Recensione – Twin Peaks: “The Return”, parte sei
Pubblicato il 17 Giugno 2017 alle 17:00
“Viviamo in tempi oscuri, e voi siete parte del problema.”
Il nuovo episodio del revival di Twin Peaks sembra iniziare a smuovere le acque e durante i suoi sessanta minuti (ca.) molte sotto-trame sembrano raggiungere l’inevitabile punto di rottura.
Dougie deve svegliarsi, Hawk trova l’indizio che tanto stava cercando, Richard si macchia di un orribile delitto e un nano-sicario viene incaricato di uccidere Lorraine. Niente è lineare, ogni cosa sembra sfuggire alla logica, ma tutto è collegato e presto o tardi si arriverà a comprendere il come e il perché.
E’ esattamente ciò che rappresentano gli scarabocchi con cui Dougie sfregia i documenti di lavoro: il suo capo inizialmente lo rimprovera affermando di non trovare un senso in ciò che ha disegnato Dougie, ma osservandoli più attentamente trae le sue conclusioni e scopre … cosa?
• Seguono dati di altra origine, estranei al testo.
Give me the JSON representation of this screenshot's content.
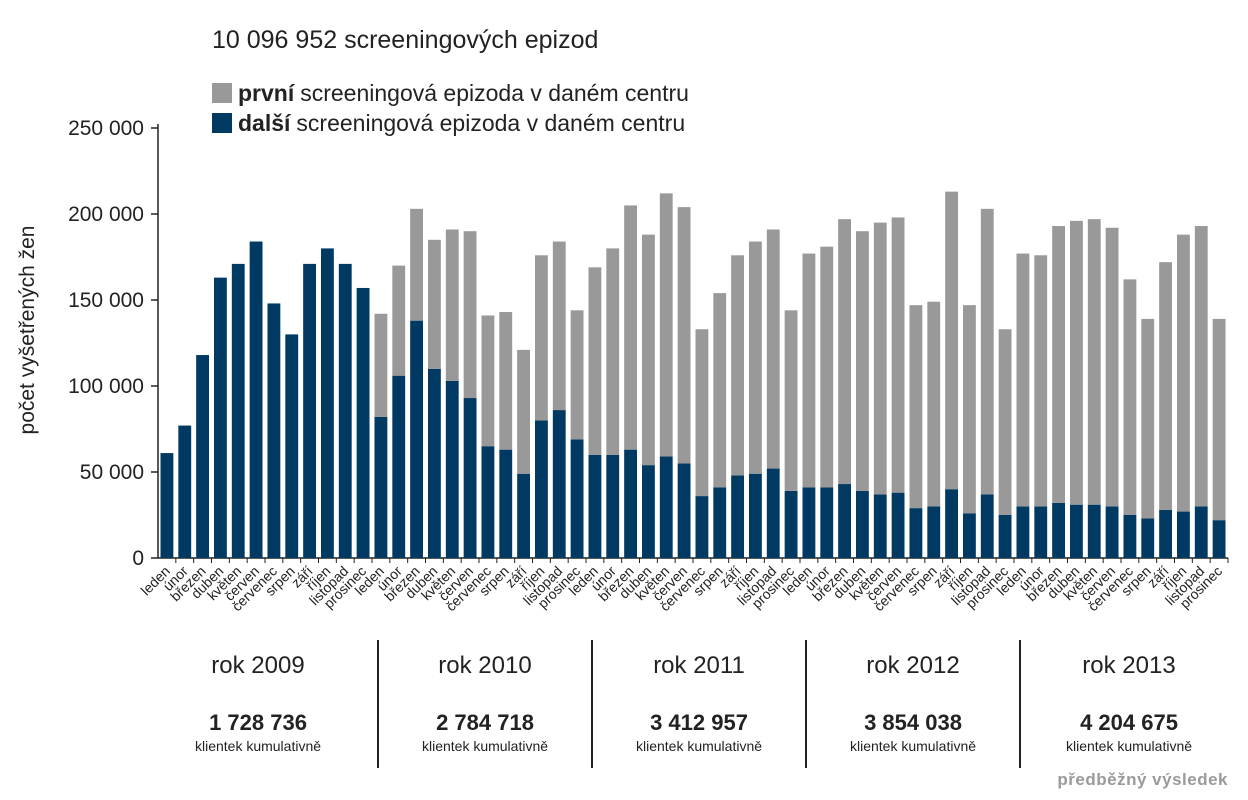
{
  "chart_data": {
    "type": "bar",
    "stacked": true,
    "title": "10 096 952 screeningových epizod",
    "ylabel": "počet vyšetřených žen",
    "ylim": [
      0,
      250000
    ],
    "yticks": [
      "0",
      "50 000",
      "100 000",
      "150 000",
      "200 000",
      "250 000"
    ],
    "ytick_values": [
      0,
      50000,
      100000,
      150000,
      200000,
      250000
    ],
    "grid": false,
    "legend": {
      "placement": "top-left",
      "entries": [
        {
          "bold": "první",
          "text": "screeningová epizoda v daném centru",
          "color": "#999999"
        },
        {
          "bold": "další",
          "text": "screeningová epizoda v daném centru",
          "color": "#003a63"
        }
      ]
    },
    "categories": [
      "leden",
      "únor",
      "březen",
      "duben",
      "květen",
      "červen",
      "červenec",
      "srpen",
      "září",
      "říjen",
      "listopad",
      "prosinec",
      "leden",
      "únor",
      "březen",
      "duben",
      "květen",
      "červen",
      "červenec",
      "srpen",
      "září",
      "říjen",
      "listopad",
      "prosinec",
      "leden",
      "únor",
      "březen",
      "duben",
      "květen",
      "červen",
      "červenec",
      "srpen",
      "září",
      "říjen",
      "listopad",
      "prosinec",
      "leden",
      "únor",
      "březen",
      "duben",
      "květen",
      "červen",
      "červenec",
      "srpen",
      "září",
      "říjen",
      "listopad",
      "prosinec",
      "leden",
      "únor",
      "březen",
      "duben",
      "květen",
      "červen",
      "červenec",
      "srpen",
      "září",
      "říjen",
      "listopad",
      "prosinec"
    ],
    "series": [
      {
        "name": "další screeningová epizoda v daném centru",
        "color": "#003a63",
        "values": [
          61000,
          77000,
          118000,
          163000,
          171000,
          184000,
          148000,
          130000,
          171000,
          180000,
          171000,
          157000,
          82000,
          106000,
          138000,
          110000,
          103000,
          93000,
          65000,
          63000,
          49000,
          80000,
          86000,
          69000,
          60000,
          60000,
          63000,
          54000,
          59000,
          55000,
          36000,
          41000,
          48000,
          49000,
          52000,
          39000,
          41000,
          41000,
          43000,
          39000,
          37000,
          38000,
          29000,
          30000,
          40000,
          26000,
          37000,
          25000,
          30000,
          30000,
          32000,
          31000,
          31000,
          30000,
          25000,
          23000,
          28000,
          27000,
          30000,
          22000
        ]
      },
      {
        "name": "první screeningová epizoda v daném centru",
        "color": "#999999",
        "values": [
          0,
          0,
          0,
          0,
          0,
          0,
          0,
          0,
          0,
          0,
          0,
          0,
          60000,
          64000,
          65000,
          75000,
          88000,
          97000,
          76000,
          80000,
          72000,
          96000,
          98000,
          75000,
          109000,
          120000,
          142000,
          134000,
          153000,
          149000,
          97000,
          113000,
          128000,
          135000,
          139000,
          105000,
          136000,
          140000,
          154000,
          151000,
          158000,
          160000,
          118000,
          119000,
          173000,
          121000,
          166000,
          108000,
          147000,
          146000,
          161000,
          165000,
          166000,
          162000,
          137000,
          116000,
          144000,
          161000,
          163000,
          117000
        ]
      }
    ],
    "years": [
      {
        "label": "rok 2009",
        "total": "1 728 736",
        "note": "klientek kumulativně"
      },
      {
        "label": "rok 2010",
        "total": "2 784 718",
        "note": "klientek kumulativně"
      },
      {
        "label": "rok 2011",
        "total": "3 412 957",
        "note": "klientek kumulativně"
      },
      {
        "label": "rok 2012",
        "total": "3 854 038",
        "note": "klientek kumulativně"
      },
      {
        "label": "rok 2013",
        "total": "4 204 675",
        "note": "klientek kumulativně"
      }
    ]
  },
  "footnote": "předběžný výsledek"
}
Non ci è dato saperlo. Forse qualcosa collegata alle accuse che Dougie ha rivolto all’uomo che mentiva durante la riunione degli episodi scorsi. Vedremo.
Per quanto riguarda il ritorno dell’agente Cooper conosciamo già il come (attraverso i tanti piccoli dettagli della sua vecchia vita: il caffé, il distintivo, il vestiario) e il perché (dovrà pur esserci una resa dei conti con Bob), e non si tratta neppure di una questione di “se”, ma di “quando”: il suo risveglio è imminente, come gli viene comunicato dalla Loggia Nera.
E sarebbe anche ora, diciamolo: è stato divertente vederlo arrancare nel mondo di Dougie nello stato confusionale in cui si trova, ma prima o poi le cose da fargli fare dovevano esaurirsi e quel momento sembra essere giunto.
Che spetti a Diane dare il colpo di grazia alla sua confusione mentale? Sarà la sua voce a svegliarlo definitivamente? Ebbene si, signore e signori: dopo trent’anni possiamo finalmente dare un volto alla celebre assistente dell’agente Cooper, Diane, che Lynch decide di mostrarci in questo episodio per la prima volta. E’ lei il personaggio misterioso che Laura Dern è stata chiamata ad impersonare, e lo scopriamo in una bellissima scena stupendamente orchestrata dal regista: Albert chiama il suo nome e lei, voltandosi lentamente (un movimento che sembra aver avuto inizio nel lontano 1990) si rivela finalmente al suo pubblico.
La scena alla tavola calda Double R sembra non avere ragion d’essere a livello narrativo (con le risatine inquietanti della cameriera) ma serve a distendere i toni e rilassare l’atmosfera, facendo abbassare la guardia dello spettatore in previsione della scena più tragica di questo revival (finora): dal prequel Fuoco Cammina Con Me ritorna Carl Rodd (Harry Dean Stanton), 91enne che suo malgrado assisterà alla morte di un bambino che verrà tragicamente investito da un pirata della strada (Richard) di fronte agli occhi della madre. E Carl, fra tutti i testimoni sconvolti, sarà l’unico in grado di notare l’anima del bambino volare via.
Nella non linearità degli eventi narrati, si è trattato forse della scena più lineare: abbiamo visto Robert correre in auto, abbiamo visto Carl recarsi in città e poi al parco, abbiamo visto il bambino e sua madre rincorrersi e divertirsi. Tutto ha portato a quel momento, ogni evento era incanalato verso quell’incrocio stradale. Del resto ogni cosa sembra sfuggire alla logica, ma tutto è collegato e presto o tardi si arriverà a comprendere il come e il perché.
Il tempo stringe. Cooper deve tornare. Un nano assassino sta venendo ad ucciderlo. E voi avete mai visto Il Re ed Io?